The Drive for Digital Sovereignty
The development of Amalia is part of a broader European trend toward achieving “AI sovereignty.” Many European nations have grown uneasy about their reliance on AI technology developed and controlled by a handful of large companies in the United States and China. By creating its own foundational model, Portugal aims to reduce this dependency and ensure it has control over the digital infrastructure that will power its future economy. Prime Minister Luís Montenegro has emphasized that this project is crucial for strengthening both national and European technological autonomy. A national model ensures that AI applications are tailored to the country's specific linguistic nuances, cultural context, and legal frameworks, which is particularly important for use in sensitive areas like public administration and healthcare.
A Platform for Custom Innovation
The headline's promise of a “foundation for custom AI” lies in Amalia's open-source nature. Because the technology is freely accessible, it lowers the barrier to entry for Portuguese startups and established companies to innovate with AI. They can fine-tune the model for specific industries without the prohibitive cost of developing an LLM from scratch. Initial applications are already planned for the public sector, including a virtual guide for museums, an AI assistant for teachers, decision-support tools for the Portuguese Navy, and a digital helper for citizen services. For businesses, this opens up opportunities to create specialized AI in sectors like banking, insurance, and telecommunications, with the assurance of data privacy and local control.

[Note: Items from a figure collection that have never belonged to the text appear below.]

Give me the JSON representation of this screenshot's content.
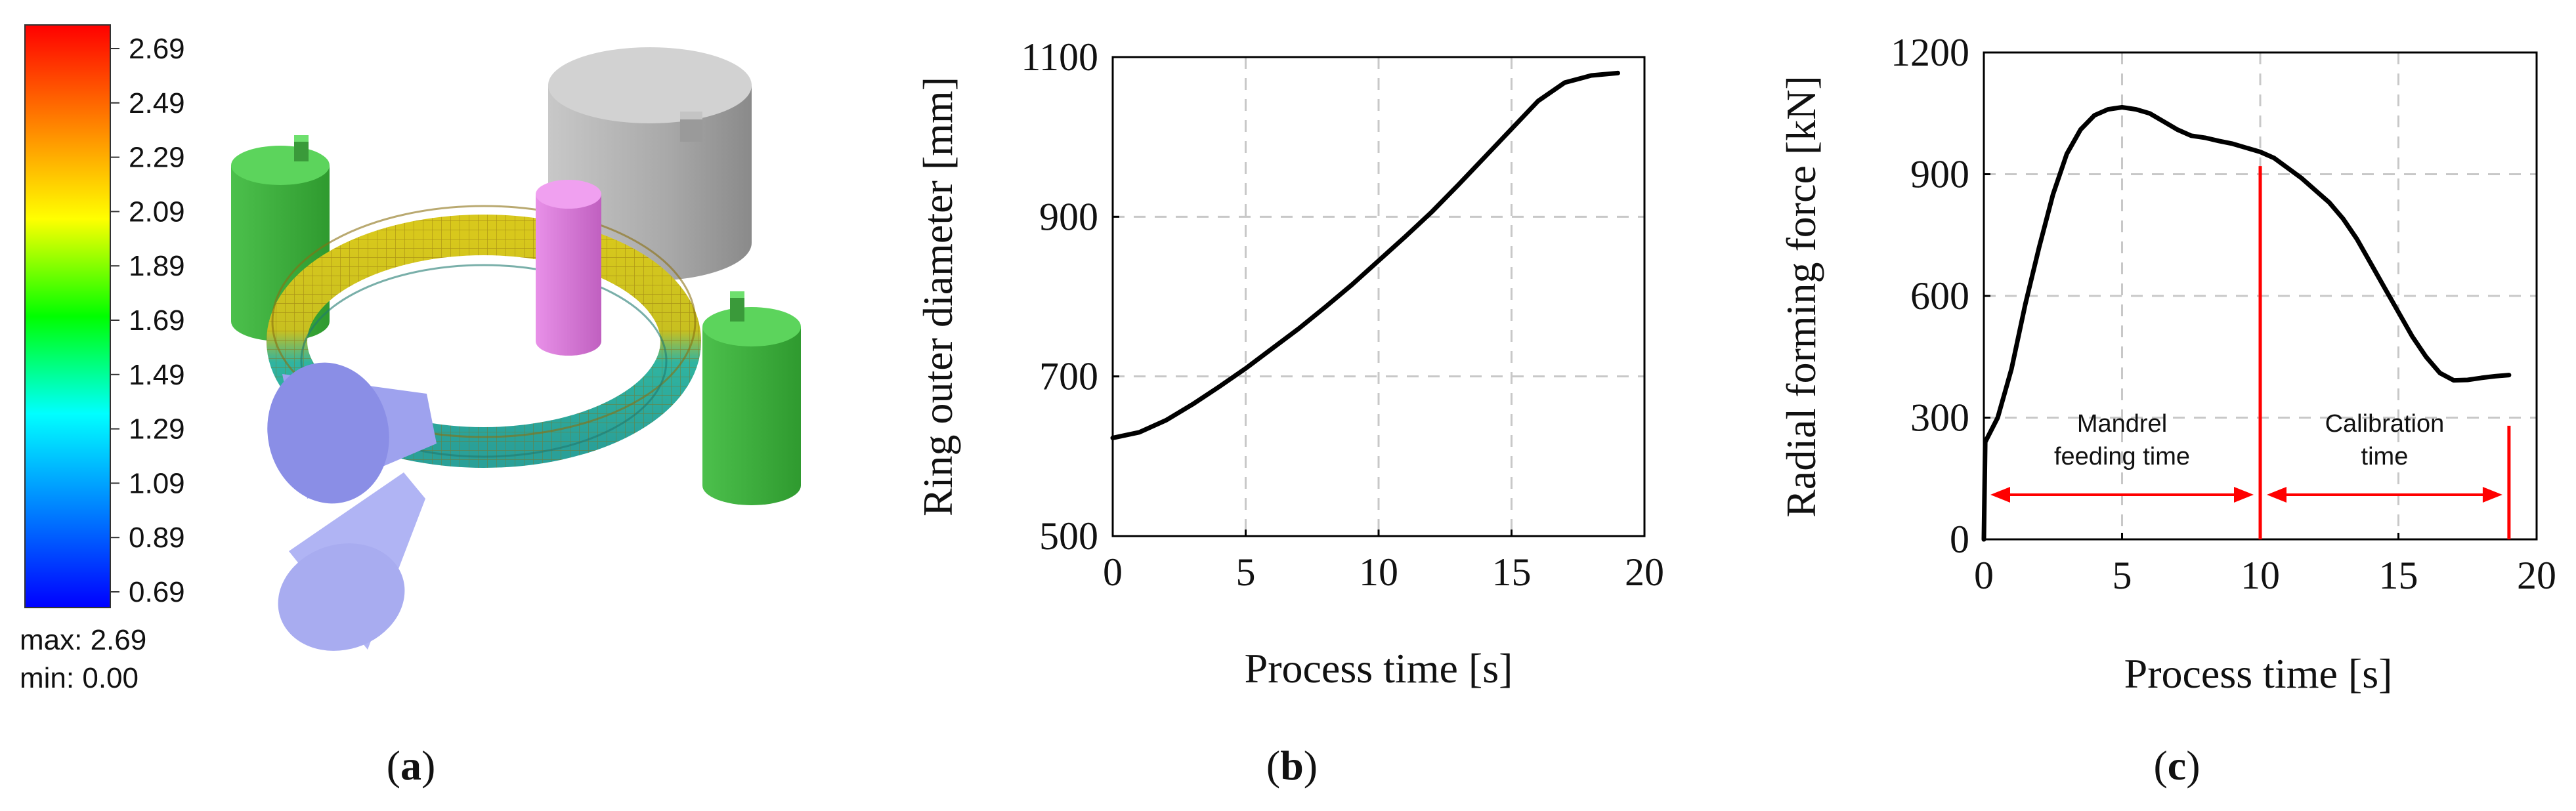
{
  "panels": {
    "a": {
      "caption": "a",
      "legend": {
        "ticks": [
          "2.69",
          "2.49",
          "2.29",
          "2.09",
          "1.89",
          "1.69",
          "1.49",
          "1.29",
          "1.09",
          "0.89",
          "0.69"
        ],
        "max_text": "max: 2.69",
        "min_text": "min:  0.00",
        "gradient_stops": [
          "#ff0000",
          "#ff8000",
          "#ffff00",
          "#00ff00",
          "#00ffff",
          "#0080ff",
          "#0000ff"
        ]
      },
      "scene": {
        "colors": {
          "die_green": "#3cb43c",
          "die_top": "#55dd55",
          "roll_gray": "#b4b4b4",
          "mandrel_pink": "#dd77dd",
          "cone_blue": "#8a8ee6",
          "ring_yellow": "#d6c21a",
          "ring_cyan": "#28b0a0"
        }
      }
    }
  },
  "chart_data": [
    {
      "type": "line",
      "caption": "b",
      "xlabel": "Process time [s]",
      "ylabel": "Ring outer diameter [mm]",
      "xlim": [
        0,
        20
      ],
      "ylim": [
        500,
        1100
      ],
      "xticks": [
        "0",
        "5",
        "10",
        "15",
        "20"
      ],
      "yticks": [
        "500",
        "700",
        "900",
        "1100"
      ],
      "grid": true,
      "series": [
        {
          "x": [
            0,
            1,
            2,
            3,
            4,
            5,
            6,
            7,
            8,
            9,
            10,
            11,
            12,
            13,
            14,
            15,
            16,
            17,
            18,
            19
          ],
          "values": [
            623,
            630,
            645,
            665,
            687,
            710,
            735,
            760,
            787,
            815,
            845,
            875,
            906,
            940,
            975,
            1010,
            1045,
            1068,
            1077,
            1080
          ],
          "color": "#000000"
        }
      ]
    },
    {
      "type": "line",
      "caption": "c",
      "xlabel": "Process time [s]",
      "ylabel": "Radial forming force [kN]",
      "xlim": [
        0,
        20
      ],
      "ylim": [
        0,
        1200
      ],
      "xticks": [
        "0",
        "5",
        "10",
        "15",
        "20"
      ],
      "yticks": [
        "0",
        "300",
        "600",
        "900",
        "1200"
      ],
      "grid": true,
      "series": [
        {
          "x": [
            0,
            0.05,
            0.5,
            1,
            1.5,
            2,
            2.5,
            3,
            3.5,
            4,
            4.5,
            5,
            5.5,
            6,
            6.5,
            7,
            7.5,
            8,
            8.5,
            9,
            9.5,
            10,
            10.5,
            11,
            11.5,
            12,
            12.5,
            13,
            13.5,
            14,
            14.5,
            15,
            15.5,
            16,
            16.5,
            17,
            17.5,
            18,
            18.5,
            19
          ],
          "values": [
            0,
            240,
            300,
            420,
            580,
            720,
            850,
            950,
            1010,
            1045,
            1060,
            1065,
            1060,
            1050,
            1030,
            1010,
            995,
            990,
            982,
            975,
            965,
            955,
            940,
            915,
            890,
            860,
            830,
            790,
            740,
            680,
            620,
            560,
            500,
            450,
            410,
            392,
            393,
            398,
            402,
            405
          ],
          "color": "#000000"
        }
      ],
      "annotations": [
        {
          "text_lines": [
            "Mandrel",
            "feeding time"
          ],
          "from": 0,
          "to": 10,
          "level": 110
        },
        {
          "text_lines": [
            "Calibration",
            "time"
          ],
          "from": 10,
          "to": 19,
          "level": 110
        }
      ],
      "markers": [
        {
          "x": 10,
          "from": 0,
          "to": 920
        },
        {
          "x": 19,
          "from": 0,
          "to": 280
        }
      ],
      "annotation_color": "#ff0000"
    }
  ]
}
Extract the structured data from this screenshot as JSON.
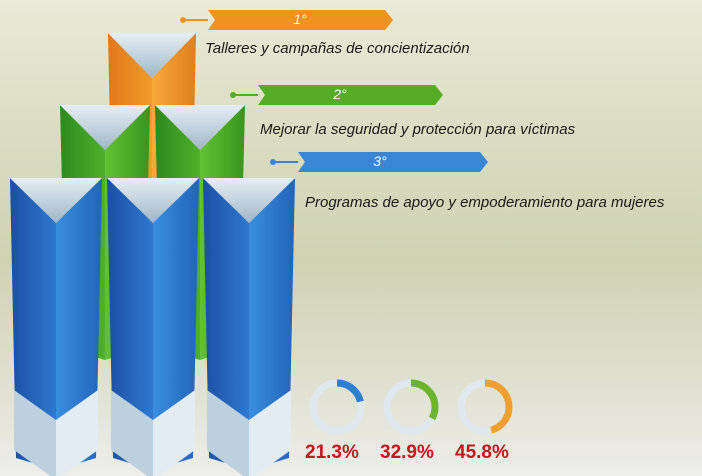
{
  "ranks": [
    {
      "rank": "1°",
      "label": "Talleres y campañas de concientización"
    },
    {
      "rank": "2°",
      "label": "Mejorar la seguridad y protección para víctimas"
    },
    {
      "rank": "3°",
      "label": "Programas de apoyo y empoderamiento para mujeres"
    }
  ],
  "donuts": {
    "values": [
      21.3,
      32.9,
      45.8
    ],
    "value_labels": [
      "21.3%",
      "32.9%",
      "45.8%"
    ],
    "colors": [
      "#2e7fd0",
      "#6bb52e",
      "#f0a030"
    ]
  }
}
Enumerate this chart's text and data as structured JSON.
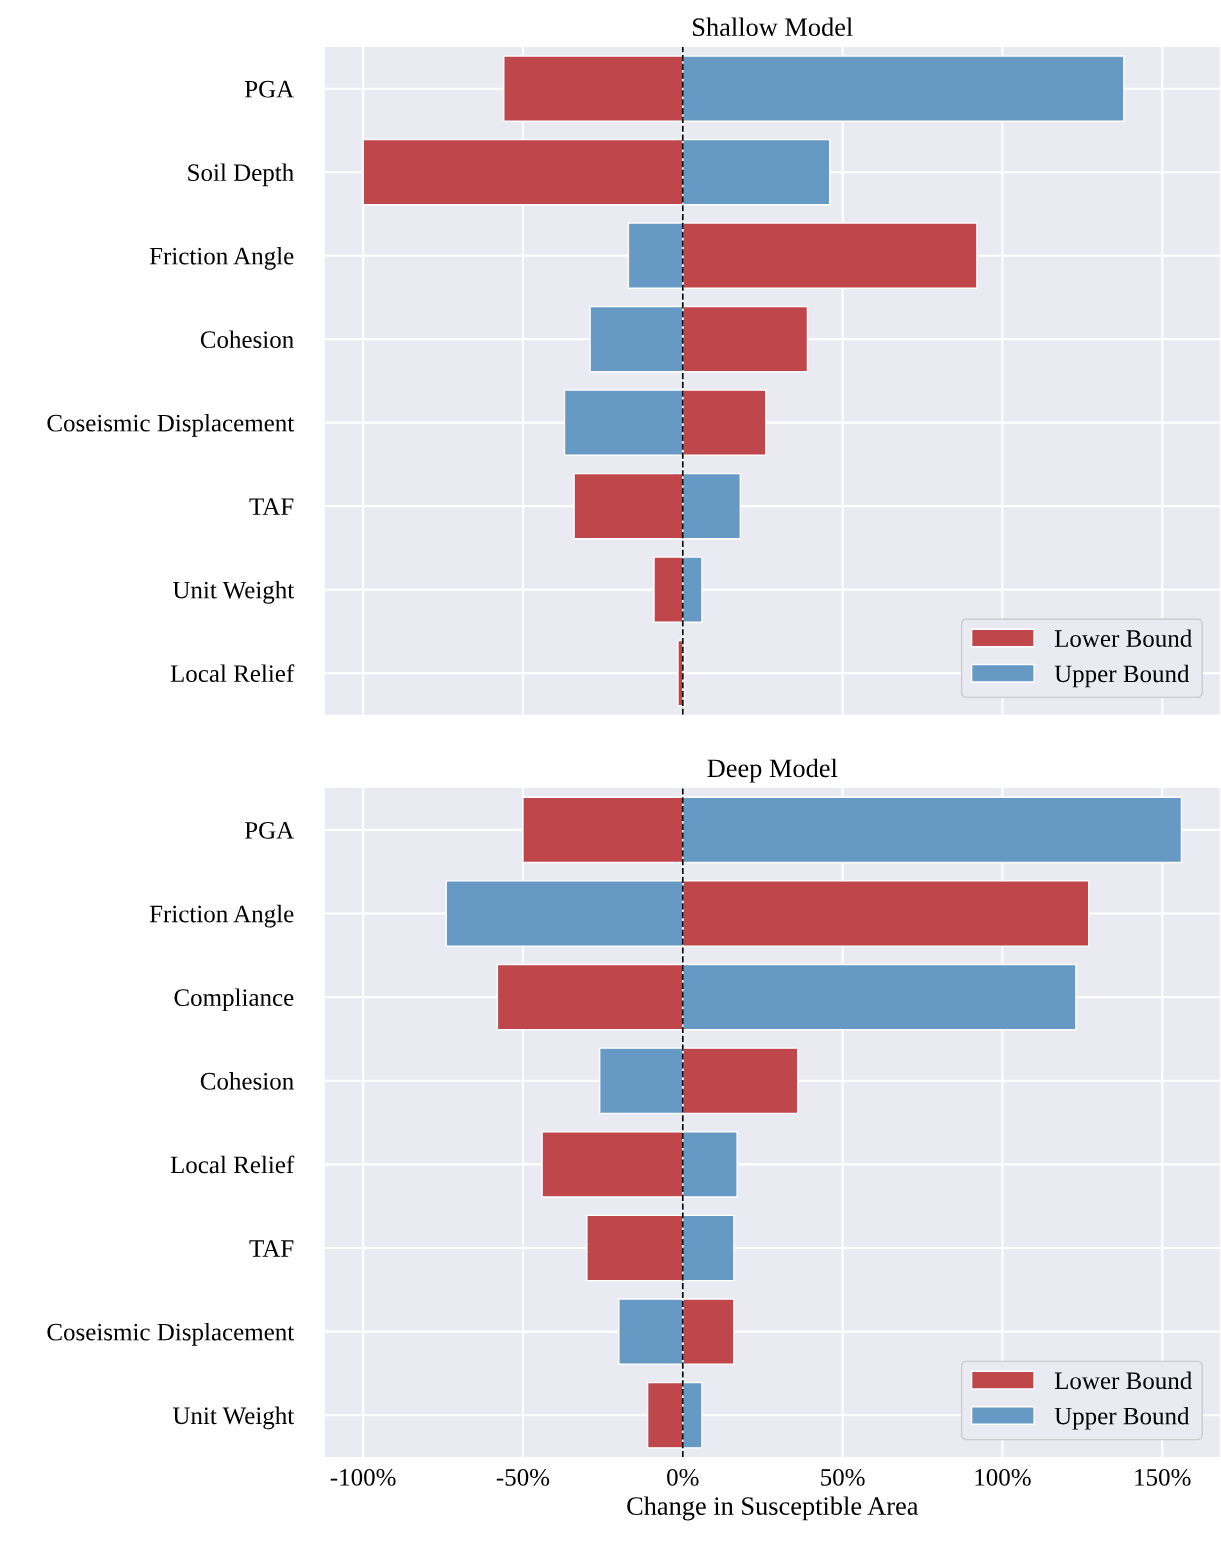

Building on a European Foundation
Amalia was not built entirely from scratch. Researchers leveraged an existing European model, EuroLLM-9B, and significantly expanded it. A team of over 60 researchers and students enhanced the model with extensive European Portuguese datasets, improved its safety systems, and gave it multimodal capabilities, allowing it to process both text and images. This collaborative approach highlights a pragmatic strategy: building upon shared European efforts to accelerate national capabilities. The project utilizes significant computing power from the Deucalion and MareNostrum 5 supercomputers, demonstrating that Portugal has the hardware to support its software ambitions.
The Road Ahead
While the launch of Amalia is a significant achievement, the true test will be its adoption. The government and its partner institutions must now encourage companies, universities, and public agencies to actively build on the platform. The project has received an initial investment of €5.5 million through Portugal's Recovery and Resilience Plan, with further funding secured to continue development through 2027. The goal is not necessarily to compete directly with global tech giants, but to nurture a vibrant local ecosystem of AI applications that are finely tuned to the needs of Portugal and the wider Portuguese-speaking world. If successful, Amalia could serve as a powerful example for other nations seeking to forge their own path in the age of AI.